Delivery of services
The healthcare industry includes the delivery of health services by health care providers. Usually such services are paid for by the patient or by the patient's insurance company; although they may be government-financed (such as the National Health Service in the United Kingdom) or delivered by charities or volunteers, particularly in poorer countries. The structure of healthcare charges can also vary dramatically among countries. For instance, unlike the United States, Chinese hospital charges tend tend toward 50% for drugs, another major percentage for equipment, and a small percentage for healthcare professional fees.
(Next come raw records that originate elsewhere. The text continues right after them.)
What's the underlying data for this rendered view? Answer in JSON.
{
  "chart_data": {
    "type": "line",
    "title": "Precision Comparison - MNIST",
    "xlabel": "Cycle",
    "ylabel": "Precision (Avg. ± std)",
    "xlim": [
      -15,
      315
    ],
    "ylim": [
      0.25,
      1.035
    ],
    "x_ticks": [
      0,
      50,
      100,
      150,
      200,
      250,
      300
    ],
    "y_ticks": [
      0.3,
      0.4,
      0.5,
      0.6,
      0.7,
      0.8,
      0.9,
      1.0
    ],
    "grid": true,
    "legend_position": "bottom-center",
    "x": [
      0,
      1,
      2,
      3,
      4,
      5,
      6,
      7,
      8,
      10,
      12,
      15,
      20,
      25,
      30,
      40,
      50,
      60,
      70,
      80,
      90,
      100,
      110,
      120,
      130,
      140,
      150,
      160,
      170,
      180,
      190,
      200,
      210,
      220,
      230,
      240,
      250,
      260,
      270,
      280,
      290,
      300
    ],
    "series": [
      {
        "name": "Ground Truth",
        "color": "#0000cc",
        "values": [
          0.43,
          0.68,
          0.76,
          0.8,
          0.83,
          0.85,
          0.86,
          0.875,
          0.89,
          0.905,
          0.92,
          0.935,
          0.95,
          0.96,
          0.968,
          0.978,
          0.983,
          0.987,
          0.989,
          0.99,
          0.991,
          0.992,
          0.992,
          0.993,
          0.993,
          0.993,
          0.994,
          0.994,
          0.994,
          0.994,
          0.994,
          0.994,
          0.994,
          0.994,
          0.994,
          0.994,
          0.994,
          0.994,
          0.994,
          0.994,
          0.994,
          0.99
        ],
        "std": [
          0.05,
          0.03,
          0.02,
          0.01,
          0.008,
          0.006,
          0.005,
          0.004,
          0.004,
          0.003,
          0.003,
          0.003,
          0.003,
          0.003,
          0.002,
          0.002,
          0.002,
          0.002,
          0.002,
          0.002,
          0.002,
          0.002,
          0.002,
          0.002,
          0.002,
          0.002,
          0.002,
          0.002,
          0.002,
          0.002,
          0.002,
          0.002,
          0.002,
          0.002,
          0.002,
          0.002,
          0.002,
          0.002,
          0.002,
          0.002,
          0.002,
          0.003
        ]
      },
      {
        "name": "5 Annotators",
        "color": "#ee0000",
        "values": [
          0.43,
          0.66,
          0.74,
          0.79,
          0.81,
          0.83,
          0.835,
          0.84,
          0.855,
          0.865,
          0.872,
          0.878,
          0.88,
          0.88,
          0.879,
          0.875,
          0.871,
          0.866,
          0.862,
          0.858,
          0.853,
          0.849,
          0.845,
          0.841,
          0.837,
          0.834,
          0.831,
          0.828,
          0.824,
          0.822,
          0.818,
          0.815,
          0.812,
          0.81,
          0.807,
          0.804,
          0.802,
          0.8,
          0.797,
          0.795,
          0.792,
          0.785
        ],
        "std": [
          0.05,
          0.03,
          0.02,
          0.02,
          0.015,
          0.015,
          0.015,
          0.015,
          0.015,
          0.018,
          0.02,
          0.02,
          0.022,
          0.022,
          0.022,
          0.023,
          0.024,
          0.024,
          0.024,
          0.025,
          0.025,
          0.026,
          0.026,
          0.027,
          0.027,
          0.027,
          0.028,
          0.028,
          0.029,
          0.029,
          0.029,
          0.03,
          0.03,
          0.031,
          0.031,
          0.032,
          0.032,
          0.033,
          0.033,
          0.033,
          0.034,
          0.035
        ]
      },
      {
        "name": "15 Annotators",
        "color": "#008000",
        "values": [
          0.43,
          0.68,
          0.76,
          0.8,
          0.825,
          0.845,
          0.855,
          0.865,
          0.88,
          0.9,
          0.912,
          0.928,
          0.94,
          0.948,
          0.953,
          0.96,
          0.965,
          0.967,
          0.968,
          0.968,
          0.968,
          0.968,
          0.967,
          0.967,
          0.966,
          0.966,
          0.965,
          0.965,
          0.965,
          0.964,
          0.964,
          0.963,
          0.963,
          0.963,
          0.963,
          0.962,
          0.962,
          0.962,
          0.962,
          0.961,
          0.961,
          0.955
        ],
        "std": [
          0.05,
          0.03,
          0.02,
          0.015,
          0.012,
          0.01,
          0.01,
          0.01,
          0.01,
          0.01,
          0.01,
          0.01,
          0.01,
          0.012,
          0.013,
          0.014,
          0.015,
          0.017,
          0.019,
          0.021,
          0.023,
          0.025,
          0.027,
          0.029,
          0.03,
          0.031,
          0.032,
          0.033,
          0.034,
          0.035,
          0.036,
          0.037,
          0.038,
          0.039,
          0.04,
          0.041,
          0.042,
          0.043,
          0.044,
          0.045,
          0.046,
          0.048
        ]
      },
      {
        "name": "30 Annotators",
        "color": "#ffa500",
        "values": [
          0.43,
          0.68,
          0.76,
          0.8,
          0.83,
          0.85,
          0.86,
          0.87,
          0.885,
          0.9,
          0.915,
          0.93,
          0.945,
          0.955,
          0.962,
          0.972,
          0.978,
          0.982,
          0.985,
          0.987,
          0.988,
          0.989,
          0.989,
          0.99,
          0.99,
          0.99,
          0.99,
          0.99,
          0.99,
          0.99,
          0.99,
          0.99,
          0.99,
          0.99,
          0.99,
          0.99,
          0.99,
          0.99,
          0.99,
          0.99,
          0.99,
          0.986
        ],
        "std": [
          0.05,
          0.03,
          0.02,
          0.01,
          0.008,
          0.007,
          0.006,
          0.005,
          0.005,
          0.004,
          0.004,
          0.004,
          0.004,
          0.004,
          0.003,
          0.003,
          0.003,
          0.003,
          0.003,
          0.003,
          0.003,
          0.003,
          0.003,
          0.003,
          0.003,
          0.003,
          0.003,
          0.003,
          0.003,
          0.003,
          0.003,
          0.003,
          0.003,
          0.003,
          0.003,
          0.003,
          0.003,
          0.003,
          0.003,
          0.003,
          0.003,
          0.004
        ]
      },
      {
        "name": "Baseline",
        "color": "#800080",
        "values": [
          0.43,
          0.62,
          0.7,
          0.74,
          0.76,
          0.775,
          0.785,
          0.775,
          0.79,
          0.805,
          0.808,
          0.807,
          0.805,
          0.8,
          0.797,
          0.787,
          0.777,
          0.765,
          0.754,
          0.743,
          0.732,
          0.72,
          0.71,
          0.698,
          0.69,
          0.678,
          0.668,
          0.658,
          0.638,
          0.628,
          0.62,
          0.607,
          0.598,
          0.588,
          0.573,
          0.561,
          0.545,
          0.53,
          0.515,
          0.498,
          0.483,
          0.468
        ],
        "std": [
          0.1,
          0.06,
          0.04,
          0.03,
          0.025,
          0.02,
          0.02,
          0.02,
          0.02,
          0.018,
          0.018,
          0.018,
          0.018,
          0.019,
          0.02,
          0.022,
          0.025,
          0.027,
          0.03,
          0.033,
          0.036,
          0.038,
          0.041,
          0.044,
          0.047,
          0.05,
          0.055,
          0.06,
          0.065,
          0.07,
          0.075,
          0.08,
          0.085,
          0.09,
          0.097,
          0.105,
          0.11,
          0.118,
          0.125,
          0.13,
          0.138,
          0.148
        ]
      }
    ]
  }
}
There are many ways of providing healthcare in the modern world. The most common way is face-to-face delivery, where care provider and patient see each other 'in the flesh'. This is what occurs in general medicine in most countries. However, healthcare is not always face-to-face; with modern telecommunications technology, in absentia health care is becoming more common. This could be when practitioner and patient communicate over the phone, video conferencing, the internet, email, text messages, or any other form of non-face-to-face communication.
Growth
The health care industry is one of the world's largest and fastest-growing industries. Consuming over 10 percent of gross domestic product of most developed nations, health care can form an enormous part of a country's economy. In 2003, health care costs paid to hospitals, physicians, nursing homes, diagnostic laboratories, pharmacies, medical device manufacturers and other components of the health care system, consumed 15.3 percent of the GDP of the United States, the largest of any country in the world. For United States, the health share of gross domestic product (GDP) is expected to hold steady in 2006 before resuming its historical upward trend, reaching 19.6 percent of GDP by 2016. In 2001, for the OECD countries the average was 8.4 percent with the United States (13.9%), Switzerland (10.9%), and Germany (10.7%) being the top three.